Early in the book, her mother becomes pregnant and they all live in anticipation of a child in their household, but several compounded mistakes change their lives forever. Her father leaves a bucket of kerosene sitting near the stove and her mother, thinking it is water, begins to pour it into a pot to make coffee. The heat of the stove ignites it and her mother runs outside to call her father. Thinking it will burn the house down, Billie Jo grabs it and throws it out the door–just as her mother is turning to go back inside. The effect is devastating. Her mother suffers burns over most of her body and Billie Jo herself suffers terrible burns on her hands.

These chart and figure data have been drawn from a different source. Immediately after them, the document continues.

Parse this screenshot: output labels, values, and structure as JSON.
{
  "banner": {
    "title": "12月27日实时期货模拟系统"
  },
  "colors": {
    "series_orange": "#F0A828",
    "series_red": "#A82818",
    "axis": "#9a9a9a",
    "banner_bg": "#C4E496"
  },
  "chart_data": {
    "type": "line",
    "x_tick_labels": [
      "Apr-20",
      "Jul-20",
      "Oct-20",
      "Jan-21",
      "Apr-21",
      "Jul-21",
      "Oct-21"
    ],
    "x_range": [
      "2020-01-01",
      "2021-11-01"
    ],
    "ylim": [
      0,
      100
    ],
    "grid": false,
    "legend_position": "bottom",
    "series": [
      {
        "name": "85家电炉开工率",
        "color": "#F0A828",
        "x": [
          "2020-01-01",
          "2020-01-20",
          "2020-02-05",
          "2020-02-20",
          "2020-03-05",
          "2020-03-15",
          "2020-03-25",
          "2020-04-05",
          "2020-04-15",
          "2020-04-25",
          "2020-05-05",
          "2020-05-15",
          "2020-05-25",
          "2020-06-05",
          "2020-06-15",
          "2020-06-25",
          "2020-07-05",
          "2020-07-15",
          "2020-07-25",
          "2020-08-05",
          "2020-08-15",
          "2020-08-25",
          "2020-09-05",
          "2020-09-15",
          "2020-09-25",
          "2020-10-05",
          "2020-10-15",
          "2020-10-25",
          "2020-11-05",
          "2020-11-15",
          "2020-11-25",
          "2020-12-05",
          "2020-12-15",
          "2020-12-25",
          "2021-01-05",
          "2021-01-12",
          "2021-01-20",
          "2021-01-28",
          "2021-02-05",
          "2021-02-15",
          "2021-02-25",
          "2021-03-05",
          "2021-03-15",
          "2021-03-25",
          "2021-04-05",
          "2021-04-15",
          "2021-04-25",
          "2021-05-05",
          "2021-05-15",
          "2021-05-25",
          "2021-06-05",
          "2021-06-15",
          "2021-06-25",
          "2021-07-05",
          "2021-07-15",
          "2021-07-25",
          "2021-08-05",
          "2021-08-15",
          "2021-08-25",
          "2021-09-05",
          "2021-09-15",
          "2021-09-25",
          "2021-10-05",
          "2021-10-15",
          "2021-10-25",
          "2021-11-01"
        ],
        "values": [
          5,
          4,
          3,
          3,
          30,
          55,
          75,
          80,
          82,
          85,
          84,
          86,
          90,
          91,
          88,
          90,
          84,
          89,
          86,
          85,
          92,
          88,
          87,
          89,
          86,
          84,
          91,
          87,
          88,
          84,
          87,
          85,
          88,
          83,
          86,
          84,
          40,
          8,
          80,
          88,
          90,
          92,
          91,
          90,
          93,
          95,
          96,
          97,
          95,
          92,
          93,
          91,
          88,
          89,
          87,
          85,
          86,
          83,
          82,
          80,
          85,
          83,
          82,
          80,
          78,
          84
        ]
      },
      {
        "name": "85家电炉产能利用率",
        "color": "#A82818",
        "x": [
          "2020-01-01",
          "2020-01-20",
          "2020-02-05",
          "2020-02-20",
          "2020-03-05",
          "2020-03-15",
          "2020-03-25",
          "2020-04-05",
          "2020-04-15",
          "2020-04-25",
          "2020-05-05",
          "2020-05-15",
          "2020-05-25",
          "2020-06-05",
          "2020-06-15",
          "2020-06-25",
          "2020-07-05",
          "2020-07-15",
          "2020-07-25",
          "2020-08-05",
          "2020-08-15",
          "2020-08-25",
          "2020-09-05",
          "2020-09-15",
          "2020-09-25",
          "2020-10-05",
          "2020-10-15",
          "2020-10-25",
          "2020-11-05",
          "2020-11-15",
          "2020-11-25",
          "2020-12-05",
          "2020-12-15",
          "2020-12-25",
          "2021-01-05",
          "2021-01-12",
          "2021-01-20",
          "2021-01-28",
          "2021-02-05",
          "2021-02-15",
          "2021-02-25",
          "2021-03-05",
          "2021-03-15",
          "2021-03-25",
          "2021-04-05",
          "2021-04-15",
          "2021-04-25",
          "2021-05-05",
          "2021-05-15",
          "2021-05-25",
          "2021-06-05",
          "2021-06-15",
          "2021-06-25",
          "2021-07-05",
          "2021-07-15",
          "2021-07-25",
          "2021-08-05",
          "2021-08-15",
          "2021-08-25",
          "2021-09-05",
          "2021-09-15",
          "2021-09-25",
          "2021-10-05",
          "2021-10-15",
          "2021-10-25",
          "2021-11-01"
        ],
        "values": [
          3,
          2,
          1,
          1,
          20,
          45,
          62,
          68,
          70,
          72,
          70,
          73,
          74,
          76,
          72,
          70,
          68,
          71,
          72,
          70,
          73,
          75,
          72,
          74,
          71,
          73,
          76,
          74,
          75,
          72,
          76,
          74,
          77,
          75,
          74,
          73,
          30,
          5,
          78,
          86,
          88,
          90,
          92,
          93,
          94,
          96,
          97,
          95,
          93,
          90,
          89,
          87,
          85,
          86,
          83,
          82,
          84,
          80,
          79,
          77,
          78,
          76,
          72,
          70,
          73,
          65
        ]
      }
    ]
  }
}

Her mother dies giving birth to her baby brother, who dies shortly afterward.
It seems to Billie Jo that she receives most of the blame, for throwing the pain, even though it was her father who should never have the kerosene anywhere near the stove. Blame is almost inconsequential. Her father retreats into silence and Billie Jo suffers with her burned hands, unable to play the piano anymore.
To see how they cope with these trials, you will need to read the book, because I’m not going to give away any more information.
It is a novel. The way the poems are structured, the way the story unfolds, the arc of the characters, and the internal growth of Billie Jo–all this tells me that this is not only a novel, but a very good novel.
If the purpose of a novel is bring forth emotion in the reader, Out of the Dust is extremely successful. Karen Hesse pulls us resolutely into Billie Jo’s world, brings us to deeply care about her character, and develops a coherent, beautifully written story. The world feels real, but that world is only a backdrop for a landscape that exists inside a human being, coping with her own issues, trying to find herself in a moonscape that refuses to bring forth anything green. That Hesse is able to find that wellspring inside the girl, to tap it, and bring it forth as if it were a gentle, soaking rain, is an admirable feat of writing!
A beautiful book. I highly recommend it, not only for Young Adult readers, but for everyone.